Décoloration des cheveux: attention aux substances très allergisantes



Pour l’Anses, il est urgent de restreindre dans «les meilleurs délais» l’usage des persulfates dans les produits de décoloration capillaire qui peuvent être source d’allergie, jusqu’au choc anaphylactique.

À l’arrière de sa boutique, la coiffeuse attrape ses produits et opère ses mélanges. En quelques coups de pinceau, elle offrira à la cliente qui attend impatiente sur son fauteuil la décoloration de ses cheveux qui lui permettra d’obtenir par la suite la blondeur de ses rêves...

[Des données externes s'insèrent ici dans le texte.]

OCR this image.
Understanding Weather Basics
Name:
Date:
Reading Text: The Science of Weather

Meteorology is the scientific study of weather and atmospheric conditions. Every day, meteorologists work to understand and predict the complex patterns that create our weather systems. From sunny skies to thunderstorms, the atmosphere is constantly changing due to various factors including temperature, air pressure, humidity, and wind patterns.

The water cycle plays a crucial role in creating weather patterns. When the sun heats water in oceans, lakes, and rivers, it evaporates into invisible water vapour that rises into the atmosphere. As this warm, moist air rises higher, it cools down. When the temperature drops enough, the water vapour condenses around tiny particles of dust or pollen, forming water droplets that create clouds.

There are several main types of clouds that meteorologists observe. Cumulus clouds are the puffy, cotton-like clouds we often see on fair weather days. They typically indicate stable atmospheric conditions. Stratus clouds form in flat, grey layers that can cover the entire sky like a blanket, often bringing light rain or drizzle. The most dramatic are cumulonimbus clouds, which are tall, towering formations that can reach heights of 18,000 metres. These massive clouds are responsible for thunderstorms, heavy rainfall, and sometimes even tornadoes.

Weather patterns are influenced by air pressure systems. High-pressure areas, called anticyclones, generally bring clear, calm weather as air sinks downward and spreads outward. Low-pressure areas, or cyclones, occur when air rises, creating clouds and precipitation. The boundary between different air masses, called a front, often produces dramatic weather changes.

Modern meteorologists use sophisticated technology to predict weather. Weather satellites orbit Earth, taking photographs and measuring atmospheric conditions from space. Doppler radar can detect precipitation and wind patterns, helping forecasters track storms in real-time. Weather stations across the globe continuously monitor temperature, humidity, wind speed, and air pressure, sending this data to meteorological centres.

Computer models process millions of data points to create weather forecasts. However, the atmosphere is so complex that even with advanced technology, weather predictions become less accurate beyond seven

Mais ce petit moment de plaisir n’est pas sans danger pour le coiffeur, et le ou la cliente, alerte l’Anses (Agence de sécurité sanitaire) dans un avis rendu mercredi 12 juin. Les produits de décoloration capillaire sont fréquemment composés de persulfates d’ammonium, de potassium ou de sodium. «Des substances utilisées pour leurs propriétés oxydantes» souligne l’Agence. Efficaces certes, mais également «classées comme sensibilisants respiratoires et cutanées dans le règlement européen CLP (relatif à la classification, à l’étiquetage et à l’emballage)» note l’Anses qui ajoute: «elles représentent la deuxième cause des asthmes professionnels en lien avec les expositions aux produits chimiques, après les ammoniums quaternaires» .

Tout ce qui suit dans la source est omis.